In Stephenie Meyer’s book, Demetri is described as polite …
CB: Very polite, yeah. And I’m just a nice English guy. I’ve had my trouble, and it’s gone. I’m just a nice guy who doesn’t want any trouble. [Laughs] I think Demetri is someone who ... seeks out trouble and adventure. He’s getting very bored, having been alive for thousands of years. I think he’s interested in trouble -- nonspecific -- or adventure -- nonspecific -- or any kind of action. I think being a vampire, or being alive for 3000 years, just makes you very bored. Look at Marcus’ character; he’s very apathetic, and he just sat there … he just wants to die.

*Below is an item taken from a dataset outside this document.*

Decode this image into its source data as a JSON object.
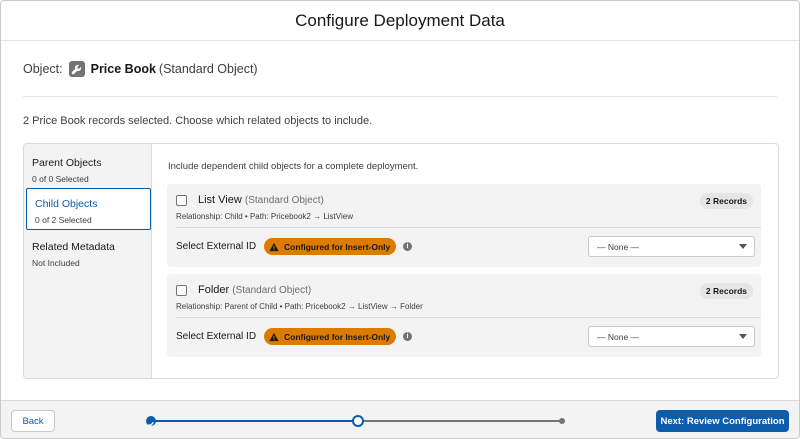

Do you actually know Demetri’s backstory, based on what’s in the book?
CB: I made it up.

Tell us!
CB: Demetri was obviously Italian. And at a young age, he was orphaned. He was living in the foothills of Mt. Vesuvius -- the big, volcanic mountain -- and in 900 A.D., it erupts. Lava starts pouring down, and his parents get caught in it. Their house gets taken apart. I outrun the lava, into the foothills, where I found a place where I was safe, essentially. But I couldn’t provide for myself, so I was thrown into slavery. I went through various masters but they couldn’t pin me down, because I was so nonchalant and arrogant and just ran away from everyone; it was really frustrating. I kept getting sold on to the next guy -- the next master, for the best price they could get -- and I was too nice for someone just to kill me.

So eventually I got sold to a merchant trader in Rome, who dealt specifically in fighters, and I found myself in front of the Coliseum with these baying, bloodthirsty Romans, desperate for gladiatorial combat. I didn’t have any fighting skills, so I just ran around for three hours and no one could catch me -- until somebody shot me with an arrow. I was lying on the floor, I was about to die, I was waiting for Commodus’ verdict of thumbs up or thumbs down, and he’s about to give it a down when Aro comes in and whispers in his ear and says, “Don’t kill him, I’ll take him.” Aro converts me in the depths of the Coliseum himself, and I’ve been working loyally for him ever since.

Did you think of sharing this with Stephenie?
CB: [Glances at Stephenie nearby] Oh, yes, Stephenie’s there! I actually asked Stephenie …

Are you going with the crew to Italy?
CB: Yeah, we leave on the 24th. I can’t wait.

How many weeks will you be there?
CB: Just five days, I think.

For those who haven’t read the books, does your character come back?
CB: He does. I recur until right at the end, when I get killed off.

What power would you give Demetri if you could give him another power?
CB: That’s a good question. [Pauses to think] I think he’s a little bit pissed off that Jane has taken over the head of the Volturi; he hates that. Ergo, I think he would take a psychological power …

2:15PM Charlie has to go back to set, but he promises me that he’ll figure out the power he’d give Demetri and report back when he decides.

2:30PM Mr. Bewley motions me over as we watch filming. Seems he really has been pondering the question. Love it.

In an English-accented whisper, Charlie reveals that he’d give Demetri: “the power to change people’s minds.”

“For example," he says, "in the scene where Demetri is first introduced to the fray, Edward refuses to come with Bella. He says, "Bella, you go off and enjoy the festival. I’ll go with Demetri and Felix." If Demetri had the power to switch Edward’s mind and change his mind, he wouldn’t need Jane to come in and clear up the air, how slow they’re being. Jane’s brutally efficient because she’s so dangerous. This is why she’s head guard, and I hate that, as Demetri, because I used to be God. So that’s what I’d do.”